We’ve developed products to specifically bring solutions to each of these categories and actually helped the consumer figure out exactly who they are in that category, but also to help our golf professionals and our retail partners articulate what product that we make fits them because a lot of people get confused out there in the equipment selection.
Chicago Golf Report: Can you touch a little bit on the advantages of being a Chicago-based company? You talked about Mike Small and him being just downstate but are there other things that you as Wilson Golf are able to take from having this connection with Chicago?
Tim Clarke: First and foremost is when you look at golf markets around the world, there is no doubt that Illinois, although unfortunately a pretty short season, much shorter than I would prefer, the golf and the demand around golf and the quality of the golf versus Illinois are second to none. I think what we look at if this is a home base, I mean, obviously we have sites in Florida and Tennessee because you have to have those things, but at the end of the day this is an especially passionate golf market.

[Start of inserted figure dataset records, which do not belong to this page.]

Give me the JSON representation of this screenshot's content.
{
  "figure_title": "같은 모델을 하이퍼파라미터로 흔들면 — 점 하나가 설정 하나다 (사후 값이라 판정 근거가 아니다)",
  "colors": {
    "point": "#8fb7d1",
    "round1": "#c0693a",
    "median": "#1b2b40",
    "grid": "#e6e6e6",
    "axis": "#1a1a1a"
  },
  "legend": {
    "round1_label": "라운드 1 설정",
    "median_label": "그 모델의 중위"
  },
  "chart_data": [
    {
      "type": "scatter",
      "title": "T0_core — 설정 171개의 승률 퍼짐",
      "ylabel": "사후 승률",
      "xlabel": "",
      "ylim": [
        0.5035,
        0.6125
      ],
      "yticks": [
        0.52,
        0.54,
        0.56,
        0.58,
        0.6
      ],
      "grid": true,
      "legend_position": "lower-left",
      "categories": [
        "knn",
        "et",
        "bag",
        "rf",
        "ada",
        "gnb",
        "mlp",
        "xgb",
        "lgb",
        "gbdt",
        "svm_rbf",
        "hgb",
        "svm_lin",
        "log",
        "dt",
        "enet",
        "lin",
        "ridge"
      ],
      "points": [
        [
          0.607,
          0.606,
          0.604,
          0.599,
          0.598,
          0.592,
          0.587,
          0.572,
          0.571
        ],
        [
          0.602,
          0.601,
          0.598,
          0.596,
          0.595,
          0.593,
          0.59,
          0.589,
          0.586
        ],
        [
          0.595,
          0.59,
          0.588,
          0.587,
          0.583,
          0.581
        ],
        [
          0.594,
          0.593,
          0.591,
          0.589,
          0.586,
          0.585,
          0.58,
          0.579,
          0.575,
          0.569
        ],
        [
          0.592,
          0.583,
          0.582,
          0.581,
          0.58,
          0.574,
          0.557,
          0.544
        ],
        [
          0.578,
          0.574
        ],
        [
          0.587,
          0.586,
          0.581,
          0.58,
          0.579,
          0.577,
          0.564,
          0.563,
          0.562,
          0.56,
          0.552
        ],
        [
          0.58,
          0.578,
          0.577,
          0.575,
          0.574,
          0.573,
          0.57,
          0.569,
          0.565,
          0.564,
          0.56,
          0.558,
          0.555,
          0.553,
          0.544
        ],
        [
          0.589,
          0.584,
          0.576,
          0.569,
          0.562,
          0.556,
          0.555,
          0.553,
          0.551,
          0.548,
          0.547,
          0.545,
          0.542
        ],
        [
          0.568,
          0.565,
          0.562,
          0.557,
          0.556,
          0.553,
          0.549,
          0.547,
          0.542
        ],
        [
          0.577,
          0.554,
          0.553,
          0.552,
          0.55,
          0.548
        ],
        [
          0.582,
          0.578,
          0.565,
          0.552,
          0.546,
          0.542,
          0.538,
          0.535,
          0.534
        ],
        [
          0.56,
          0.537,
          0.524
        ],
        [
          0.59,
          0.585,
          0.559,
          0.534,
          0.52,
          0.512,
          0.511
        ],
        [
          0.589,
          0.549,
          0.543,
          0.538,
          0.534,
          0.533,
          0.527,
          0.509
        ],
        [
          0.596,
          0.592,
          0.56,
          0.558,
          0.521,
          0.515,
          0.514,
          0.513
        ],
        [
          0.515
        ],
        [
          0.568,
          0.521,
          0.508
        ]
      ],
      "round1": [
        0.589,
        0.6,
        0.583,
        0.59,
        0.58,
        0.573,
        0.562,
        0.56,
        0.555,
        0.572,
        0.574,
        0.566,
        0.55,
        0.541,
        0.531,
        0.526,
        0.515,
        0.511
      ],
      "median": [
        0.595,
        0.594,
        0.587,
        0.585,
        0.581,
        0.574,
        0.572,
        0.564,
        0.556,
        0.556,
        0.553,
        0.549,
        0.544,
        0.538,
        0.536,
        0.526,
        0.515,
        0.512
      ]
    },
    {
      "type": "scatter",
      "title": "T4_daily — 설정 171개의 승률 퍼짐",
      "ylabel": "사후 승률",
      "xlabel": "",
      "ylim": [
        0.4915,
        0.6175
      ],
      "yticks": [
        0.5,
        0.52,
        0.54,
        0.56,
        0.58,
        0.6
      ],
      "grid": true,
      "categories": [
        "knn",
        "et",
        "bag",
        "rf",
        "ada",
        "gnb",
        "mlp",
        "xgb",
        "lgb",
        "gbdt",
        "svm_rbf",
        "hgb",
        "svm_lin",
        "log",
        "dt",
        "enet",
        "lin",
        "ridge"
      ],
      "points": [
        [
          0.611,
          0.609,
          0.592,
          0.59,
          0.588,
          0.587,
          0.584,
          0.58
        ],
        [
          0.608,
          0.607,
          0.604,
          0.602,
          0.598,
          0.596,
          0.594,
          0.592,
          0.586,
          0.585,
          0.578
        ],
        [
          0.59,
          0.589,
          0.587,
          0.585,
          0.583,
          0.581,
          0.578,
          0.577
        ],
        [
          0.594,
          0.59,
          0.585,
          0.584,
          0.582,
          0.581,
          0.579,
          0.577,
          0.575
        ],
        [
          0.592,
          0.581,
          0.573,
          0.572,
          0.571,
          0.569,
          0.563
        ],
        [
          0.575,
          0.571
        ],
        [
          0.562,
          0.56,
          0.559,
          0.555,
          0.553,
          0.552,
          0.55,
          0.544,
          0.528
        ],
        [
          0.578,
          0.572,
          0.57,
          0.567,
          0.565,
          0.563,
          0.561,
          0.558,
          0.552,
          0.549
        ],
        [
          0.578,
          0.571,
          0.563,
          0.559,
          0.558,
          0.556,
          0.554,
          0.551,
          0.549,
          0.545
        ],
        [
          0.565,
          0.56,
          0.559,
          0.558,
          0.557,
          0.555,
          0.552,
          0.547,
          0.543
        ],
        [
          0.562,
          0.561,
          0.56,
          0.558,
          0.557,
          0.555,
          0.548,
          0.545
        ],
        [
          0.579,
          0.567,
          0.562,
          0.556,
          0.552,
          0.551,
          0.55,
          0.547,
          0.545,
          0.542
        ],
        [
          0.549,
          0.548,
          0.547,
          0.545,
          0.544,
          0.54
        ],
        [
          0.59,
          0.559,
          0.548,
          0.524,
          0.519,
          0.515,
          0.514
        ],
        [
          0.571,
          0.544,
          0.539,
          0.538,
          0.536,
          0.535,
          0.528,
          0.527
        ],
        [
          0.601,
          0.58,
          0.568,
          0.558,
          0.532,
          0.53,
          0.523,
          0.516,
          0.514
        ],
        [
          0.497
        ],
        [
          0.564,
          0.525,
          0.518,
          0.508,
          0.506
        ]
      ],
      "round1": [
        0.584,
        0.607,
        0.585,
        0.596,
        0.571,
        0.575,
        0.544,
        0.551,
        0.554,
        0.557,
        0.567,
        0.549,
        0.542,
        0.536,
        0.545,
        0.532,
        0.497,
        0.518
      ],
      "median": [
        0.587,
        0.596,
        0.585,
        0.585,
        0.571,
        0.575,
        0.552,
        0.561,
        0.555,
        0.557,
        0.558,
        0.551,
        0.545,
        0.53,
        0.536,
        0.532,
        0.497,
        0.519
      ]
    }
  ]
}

I think when you look at Illinois and you look at the talent pool that you have to hire from. I mean, when you put an opening out for golf, what’s amazing is not only the quantity of people that apply because they live in Chicago and they’re golf fanatics and they’ve got great education but they’re golfers at heart or they play at college or at least love golf, so you’ve got a talent pool that is second to none.
Then the other thing is if you do want to go out and find a specific fit for a position that maybe we don’t have, that we need to compete with a rival company to get that person, there’s nothing like the City of Chicago when people come and we bring them up for a tour. There are certain things in life that are hard to sell but I would say Chicago, Illinois is not one of them.
Chicago Golf Report: You mentioned the fact that we’re so lucky, even though the season’s short, we have a plethora of wonderful over 200 great golf courses in the area. Can you talk about some of the courses that are your favorite golf courses in the area?
Tim Clarke: I’ve had a very blessed life in this regard and I live up in the western suburbs so I’ve had the opportunity to play Chicago Golf a number of times, and make no mistake, there is nothing more historic. I kind of bucket them into classes, I look at Chicago Golf and I look at Shoreacres, these kind of old, iconic places that when you get there you really feel that you’re on hallowed ground.
Then I look at the opportunity to just go play some of the best golf courses in the world and you can go play Butler National or you go play Olympia Fields or you go play Conway Farms. The list of the private golf clubs in Chicago is second to none.
The real thing that excites me about Chicago golf, and I think it fits in well with Wilson because we are definitely more of Middle America’s brand, is the fact that you have honestly some of the best public golf in United States. If you want to go over to Cantigny in Wheaton, I don’t know if you can find a better public experience. You can go to Cog Hill and play Dubsdread where the tours have played. So to me it’s the fact that the city has so much to offer and on the golf side there is history and tradition at the very elite level.
There are world class courses that have held, the U.S. Open and other events, but if you want to go out and you want to test yourself, the options to go play a course that is as good as many of the private courses is available to you. I think that’s really unique because you don’t get that when you get out of the east coast. It’s very hard to find very, very nice daily courses or city-owned courses.